Getting this user interface to work well on a mobile app that defers to a webservice to do the heavy lifting is not entirely simple. So after some delay, the way it is now implemented uses two slightly different methods, depending on whether one scaffold is being matched, or many. For the multi-match version, each submitted case reports one of three outcomes:
- no matches
- one match
- more than one match
Only cases with one match are accepted. The matching criteria are stricter in some ways: no new R-group labels will be created, so they must be defined for the scaffold fragments. If there are degenerate results, then only the best results are considered, so it is possible for symmetrical scaffolds to provide a definitive answer.

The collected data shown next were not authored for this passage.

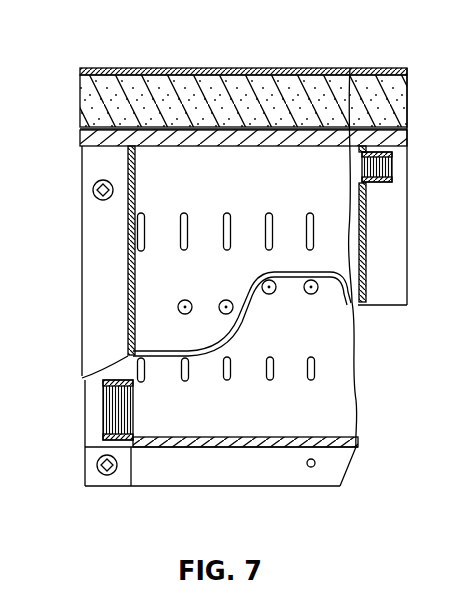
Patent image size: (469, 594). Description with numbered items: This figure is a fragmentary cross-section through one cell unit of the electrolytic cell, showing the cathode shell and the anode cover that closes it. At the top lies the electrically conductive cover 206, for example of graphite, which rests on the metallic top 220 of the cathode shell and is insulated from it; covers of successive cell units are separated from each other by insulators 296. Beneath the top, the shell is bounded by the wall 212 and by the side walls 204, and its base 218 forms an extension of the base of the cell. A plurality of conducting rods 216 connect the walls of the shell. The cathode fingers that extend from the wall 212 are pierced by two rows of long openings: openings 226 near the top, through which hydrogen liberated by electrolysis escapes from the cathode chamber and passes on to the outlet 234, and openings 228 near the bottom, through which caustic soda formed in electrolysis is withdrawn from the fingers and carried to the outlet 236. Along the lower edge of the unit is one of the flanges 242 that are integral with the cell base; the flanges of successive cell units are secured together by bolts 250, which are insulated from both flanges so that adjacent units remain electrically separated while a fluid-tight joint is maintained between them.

The insulator 296 is at (84, 68).
The electrically conductive cover 206 is at (408, 73).
The metallic top 220 is at (293, 147).
The side wall 204 is at (129, 272).
The flange 242 is at (245, 508).
The bolt 250 is at (94, 196).
The opening 226 is at (222, 221).
The outlet 234 is at (380, 184).
The conducting rod 216 is at (220, 303).
The wall 212 is at (256, 275).
The opening 228 is at (180, 381).
The base 218 is at (258, 437).
The outlet 236 is at (102, 446).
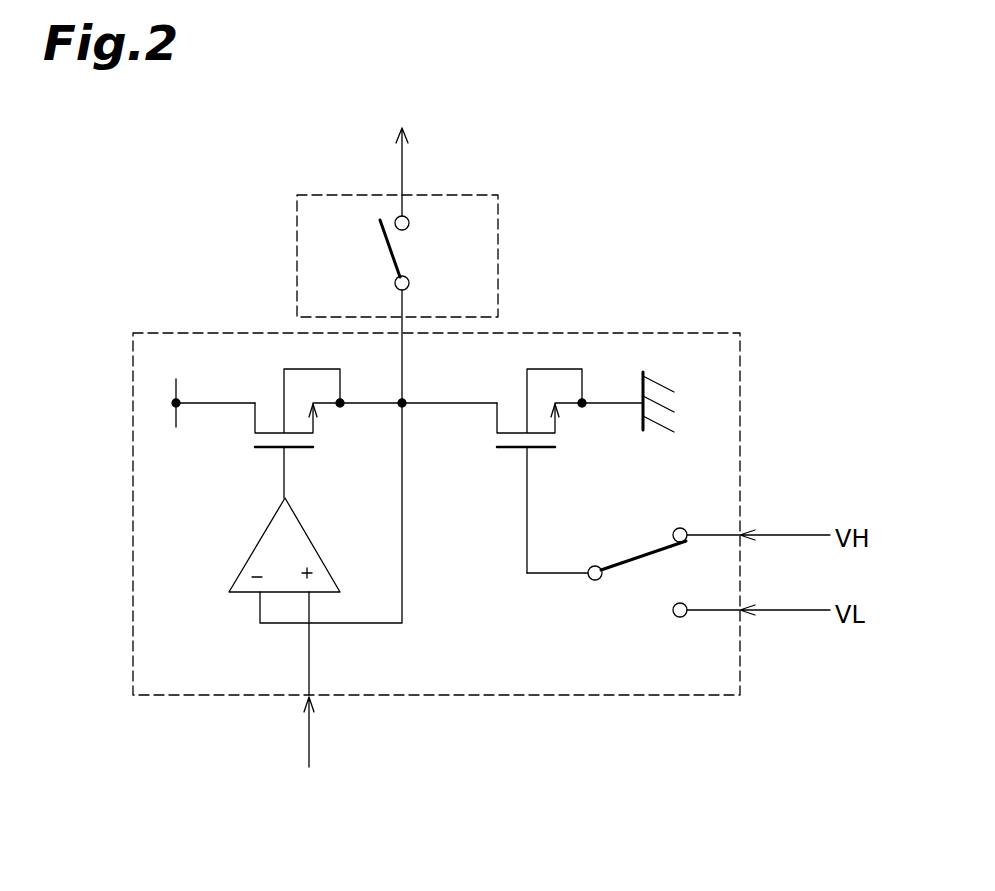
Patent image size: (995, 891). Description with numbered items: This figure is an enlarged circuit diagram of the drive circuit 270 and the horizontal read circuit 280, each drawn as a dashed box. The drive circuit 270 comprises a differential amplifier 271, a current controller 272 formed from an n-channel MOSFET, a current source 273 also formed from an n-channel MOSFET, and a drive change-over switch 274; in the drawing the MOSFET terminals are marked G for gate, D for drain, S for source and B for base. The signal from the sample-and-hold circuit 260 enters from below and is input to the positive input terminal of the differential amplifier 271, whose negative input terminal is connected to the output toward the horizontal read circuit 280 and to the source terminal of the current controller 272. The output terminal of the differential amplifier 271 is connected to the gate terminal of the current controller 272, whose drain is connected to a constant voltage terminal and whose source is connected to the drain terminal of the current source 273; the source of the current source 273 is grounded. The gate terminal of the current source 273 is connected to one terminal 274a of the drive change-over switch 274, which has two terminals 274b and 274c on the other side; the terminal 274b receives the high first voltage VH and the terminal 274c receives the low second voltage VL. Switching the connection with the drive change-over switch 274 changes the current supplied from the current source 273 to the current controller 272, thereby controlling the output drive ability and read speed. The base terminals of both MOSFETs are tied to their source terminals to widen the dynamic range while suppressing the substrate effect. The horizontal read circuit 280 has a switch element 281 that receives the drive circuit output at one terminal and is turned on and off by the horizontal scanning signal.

The sample-and-hold circuit 260 is at (304, 750).
The drive circuit 270 is at (740, 405).
The differential amplifier 271 is at (247, 563).
The current controller 272 is at (267, 448).
The current source 273 is at (508, 452).
The drive change-over switch 274 is at (621, 571).
The terminal 274a is at (592, 580).
The terminal 274b is at (678, 528).
The terminal 274c is at (682, 618).
The horizontal read circuit 280 is at (498, 264).
The switch element 281 is at (388, 248).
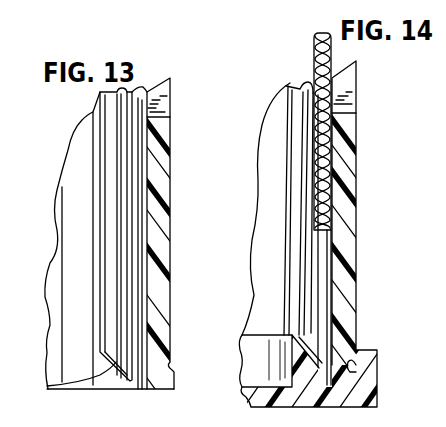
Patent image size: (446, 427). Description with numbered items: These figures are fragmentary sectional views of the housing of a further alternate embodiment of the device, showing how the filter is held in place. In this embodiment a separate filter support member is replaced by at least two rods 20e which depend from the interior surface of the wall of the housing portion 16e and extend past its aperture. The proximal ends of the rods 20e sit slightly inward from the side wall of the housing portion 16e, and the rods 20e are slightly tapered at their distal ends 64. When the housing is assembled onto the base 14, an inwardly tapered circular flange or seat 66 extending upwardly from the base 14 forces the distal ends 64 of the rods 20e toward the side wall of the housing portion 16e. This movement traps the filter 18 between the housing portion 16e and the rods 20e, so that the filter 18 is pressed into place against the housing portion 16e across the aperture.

In FIG. 14, the base 14 is at (378, 400).
In FIG. 13, the housing portion 16e is at (166, 150).
In FIG. 14, the housing portion 16e is at (358, 137).
In FIG. 14, the filter 18 is at (314, 40).
In FIG. 13, the rods 20e is at (112, 185).
In FIG. 14, the rods 20e is at (297, 187).
In FIG. 13, the distal ends 64 is at (47, 386).
In FIG. 14, the distal ends 64 is at (305, 268).
In FIG. 14, the inwardly tapered circular flange or seat 66 is at (289, 367).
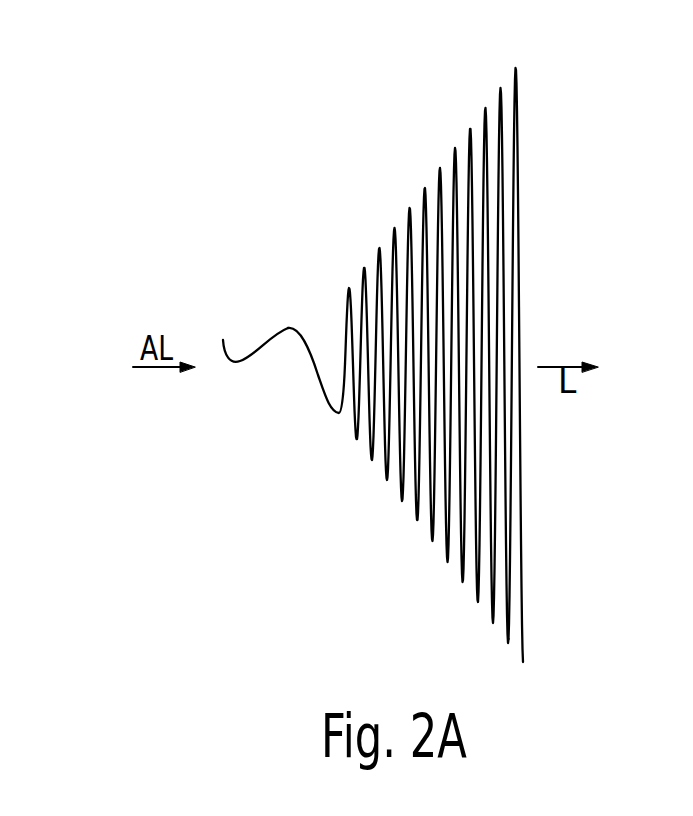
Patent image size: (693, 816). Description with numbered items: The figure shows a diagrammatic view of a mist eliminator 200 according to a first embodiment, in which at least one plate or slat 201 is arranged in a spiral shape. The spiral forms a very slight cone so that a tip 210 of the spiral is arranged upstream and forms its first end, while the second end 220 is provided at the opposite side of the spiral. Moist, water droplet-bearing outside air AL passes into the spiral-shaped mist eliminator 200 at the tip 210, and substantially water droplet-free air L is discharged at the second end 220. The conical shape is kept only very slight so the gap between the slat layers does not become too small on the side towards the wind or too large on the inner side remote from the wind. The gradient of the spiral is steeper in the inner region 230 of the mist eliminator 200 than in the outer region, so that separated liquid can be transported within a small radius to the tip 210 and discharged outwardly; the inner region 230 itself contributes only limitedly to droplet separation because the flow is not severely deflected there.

The mist eliminator 200 is at (361, 125).
The plate or slat 201 is at (393, 239).
The tip 210 is at (235, 365).
The second end 220 is at (520, 292).
The inner region 230 is at (322, 388).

Also, the matcher will consider an empty not-provided scaffold to be allowed to match any of the currently available scaffolds.
The overall workflow becomes a multi-step process, where the number and type of steps vary, sometimes unexpectedly:
- for the first case, draw out the scaffold substructure, and perform a single match; select the best result, and have it define the R-group substituent labels automatically
- select all rows, resubmit to the scaffold matcher
- apply non-degenerate results: fill in scaffold/R-group assignments
- if any results were degenerate, and remain unassigned, optionally resubmit the assignment, in case the level of degeneracy was inductively reduced
- examine the still-unassigned cases; assign them by filling in the scaffold and performing a single match, selecting the preferred outcome
- continue one at a time, or repeat the multiple match, if the degeneracy has been collapsed
To conclude, it is now possible to bulk-assign a lot of scaffolds in one shot using the SAR Table app. If the scaffolds are asymmetric and non-degenerate, it’s very quick and easy. If not, then it can often be accomplished in just a few extra steps.